Reconciling the findings of previous studies that used CT scan as a mode of restaging [13, 14, 34], and with our observation predominantly contrasted to PET scans, ctDNA detection rates at progression is likely to have comparable if not superior sensitivity when compared only to CT scans, given that there must be a sizable volume of disease for a significant increase to be detected. Thus, the clinical utility of ctDNA for progressive disease monitoring should be evaluated relative to the prevalent imaging modality. Despite ctDNA not showing high detection rates when compared with PET monitoring, its use may allow monitoring of patients that live in rural areas, potentially aiding adjustment of inequality of health access.

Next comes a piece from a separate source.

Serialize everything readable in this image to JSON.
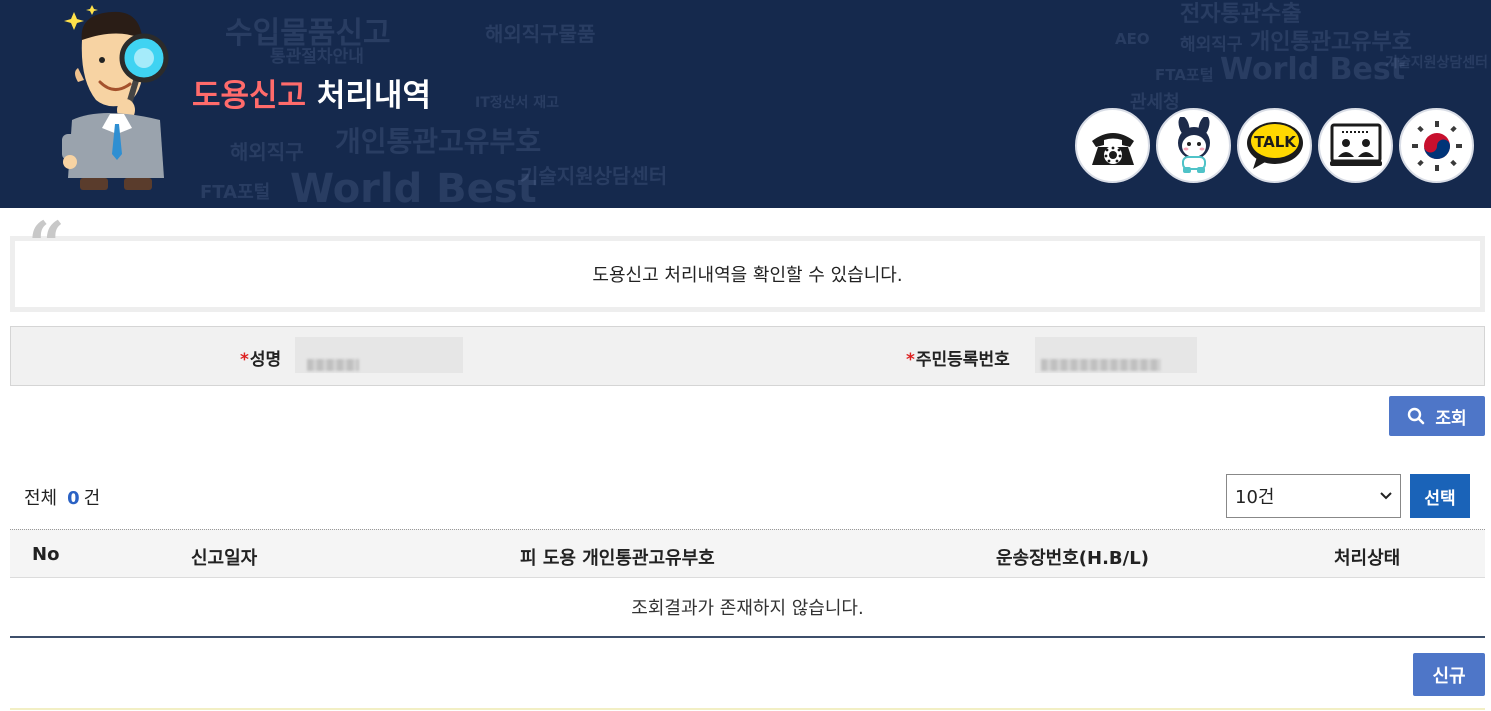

Previously, we have shown that patients with <10 MTB score, which equates to a low disease burden, have ctDNA levels that fall within the range of sampling error and therefore affect detection. In addition, despite the high correlation found previously between ctDNA levels and disease burden [8], we observed that ctDNA levels do not correlate with MTB at the time of progression in patients treated with targeted therapies. This also aligns with our previous report that ctDNA is not predictive of outcome to second-line immunotherapy following targeted therapy failure [18].

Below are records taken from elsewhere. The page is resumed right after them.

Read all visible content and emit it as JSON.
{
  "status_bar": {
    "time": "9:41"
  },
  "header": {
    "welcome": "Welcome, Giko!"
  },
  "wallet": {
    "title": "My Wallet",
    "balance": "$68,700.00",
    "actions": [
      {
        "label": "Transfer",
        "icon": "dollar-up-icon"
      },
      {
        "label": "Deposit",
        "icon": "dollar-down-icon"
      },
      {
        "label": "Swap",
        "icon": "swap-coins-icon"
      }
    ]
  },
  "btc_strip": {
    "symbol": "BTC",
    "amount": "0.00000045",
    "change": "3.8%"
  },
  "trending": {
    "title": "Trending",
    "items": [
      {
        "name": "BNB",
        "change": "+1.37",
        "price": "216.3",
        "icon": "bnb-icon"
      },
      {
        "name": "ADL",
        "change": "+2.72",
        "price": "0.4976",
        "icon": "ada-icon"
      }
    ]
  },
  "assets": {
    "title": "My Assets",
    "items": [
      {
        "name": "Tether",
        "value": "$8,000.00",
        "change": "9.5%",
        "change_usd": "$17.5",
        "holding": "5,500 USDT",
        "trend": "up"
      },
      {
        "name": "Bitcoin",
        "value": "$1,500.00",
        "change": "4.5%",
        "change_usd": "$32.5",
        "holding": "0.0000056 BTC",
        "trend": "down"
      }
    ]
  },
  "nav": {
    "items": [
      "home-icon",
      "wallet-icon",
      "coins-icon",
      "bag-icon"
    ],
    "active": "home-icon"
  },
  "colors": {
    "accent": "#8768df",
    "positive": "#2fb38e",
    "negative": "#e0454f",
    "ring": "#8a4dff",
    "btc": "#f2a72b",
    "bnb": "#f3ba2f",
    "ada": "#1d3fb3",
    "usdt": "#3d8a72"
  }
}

It is possible that cellular mechanisms that mediate treatment resistance may also interfere with cell apoptosis rates and ctDNA shedding. The cellular mechanism through which ctDNA is shed is poorly understood and its source has been extended to apoptotic tumour cells [38], tumour-derived extracellular vesicles [39], disseminated tumour cells and circulating tumour cells [40, 41]. However, no systematic study is yet to discover whether location within an organ, vascularisation or mitotic rate affect the amount of released ctDNA [42]. In addition, Smith et al. [43] have shown that the number of macrophages and tumour necrosis factor-α expression within the tumour is increased in patients treated with BRAF and MEK inhibitors. The increased presence of macrophages in relapsed tumours resistant to MAPK inhibitors might play an important role in clearing apoptotic cells and maintaining low ctDNA levels in the blood. Improved methods for the detection of ctDNA need to be accompanied by an improved understanding of the relationship between ctDNA release and the pathological state of the tumour.

There are a few limitations in our retrospective study. The timing of the blood collections relative to imaging scans varied between patients. Given the short half-life of ctDNA, blood drawn should ideally be conducted immediately prior to imaging to ensure that the ctDNA detected is a true representation of the lesions identified by the imaging technique. Moreover, pre-analytical factors such as plasma separation time, centrifugation speed or plasma extraction volume may also have affected our results [44].

The targeted principle of the ddPCR assay may also be a limiting factor in the detection rate of ctDNA at progression. Studies exploring the use of untargeted methods that simultaneously interrogate multiple cancer-specific variants based on the use of NGS techniques have also been shown to improve both sensitivity and specificity of ctDNA detection [45, 46]. As sequencing costs are reduced, NGS-based untargeted strategies may become clinically feasible.

In summary, our real-world cohort study highlights the urgent need to improve the methods used to detect ctDNA at disease progression and investigate the biological nature of ctDNA shedding to increase the clinical application of this non-invasive liquid biopsy. Future clinical trials with simultaneous imaging evaluations and ctDNA plasma sampling are needed to accurately define the clinical utility of ctDNA at detecting disease progression.